Until now Dick had supposed that the land chase had been entirely his
own notion, but he said nothing.
 
"Look here, Bill,"--it was Wilson breaking the silence,--"there isn't
any use of our trying to sleep to-night. Let's break out and run this
thing down."
 
"How are you going to know your way in the middle of the night?"
 
"Make 'em show us."
 
"Suppose you can't make them?"
 
"I know--you're still thinking about that boy. But we are no nearer him
than we were an hour ago."
 
"Listen a minute!"
 
They sat motionless. There was no sound; nothing but the heavy stillness
of the night.
 
Wilson whispered, "Think you heard something?"
 
"S-sh!"
 
A key turned softly in the lock. Then the door opened a little way,
and against the sky they could see a head. Wilson drew his revolver.

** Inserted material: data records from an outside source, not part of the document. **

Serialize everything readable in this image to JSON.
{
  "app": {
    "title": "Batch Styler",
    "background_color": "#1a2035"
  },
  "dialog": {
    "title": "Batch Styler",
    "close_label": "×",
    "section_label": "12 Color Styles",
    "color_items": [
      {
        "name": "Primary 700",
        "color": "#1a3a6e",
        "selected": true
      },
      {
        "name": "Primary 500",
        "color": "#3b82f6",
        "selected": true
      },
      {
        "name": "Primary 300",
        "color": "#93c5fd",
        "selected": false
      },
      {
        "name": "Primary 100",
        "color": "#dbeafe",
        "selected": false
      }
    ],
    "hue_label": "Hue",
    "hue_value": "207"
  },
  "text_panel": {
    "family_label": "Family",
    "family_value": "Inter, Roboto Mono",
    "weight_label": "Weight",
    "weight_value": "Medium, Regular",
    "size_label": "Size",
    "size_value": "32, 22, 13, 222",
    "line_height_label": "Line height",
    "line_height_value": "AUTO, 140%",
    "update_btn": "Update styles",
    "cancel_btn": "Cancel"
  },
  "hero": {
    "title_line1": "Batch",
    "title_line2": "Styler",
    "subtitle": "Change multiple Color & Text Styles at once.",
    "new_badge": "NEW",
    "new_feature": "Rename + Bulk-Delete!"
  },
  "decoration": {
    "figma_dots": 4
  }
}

Beveridge heard the hammer click, and said quietly, "Don't be a fool,
Bert. Put that thing back in your pocket."
 
"Are you's in there?" came a voice from the door.
 
"Yes. Come along."
 
The door opened wider to admit the owner of the voice, then closed.
A moment later a lantern was lighted and held up before the grinning,
excited face of the farmer's son.
 
"Come on, Alex. What do you want?"
 
The boy slowly approached until he stood before them; then he set the
lantern on the floor, where it cast long shadows.
 
"What is it, my boy?"
 
Axel looked knowingly at them. "Say," he whispered, "I know what you's
are. You're detectives."
 
"Oh, we are, are we? What makes you think that?"
 
"You're detectives. I know."
 
"Sit down, and talk it over. Do you smoke?"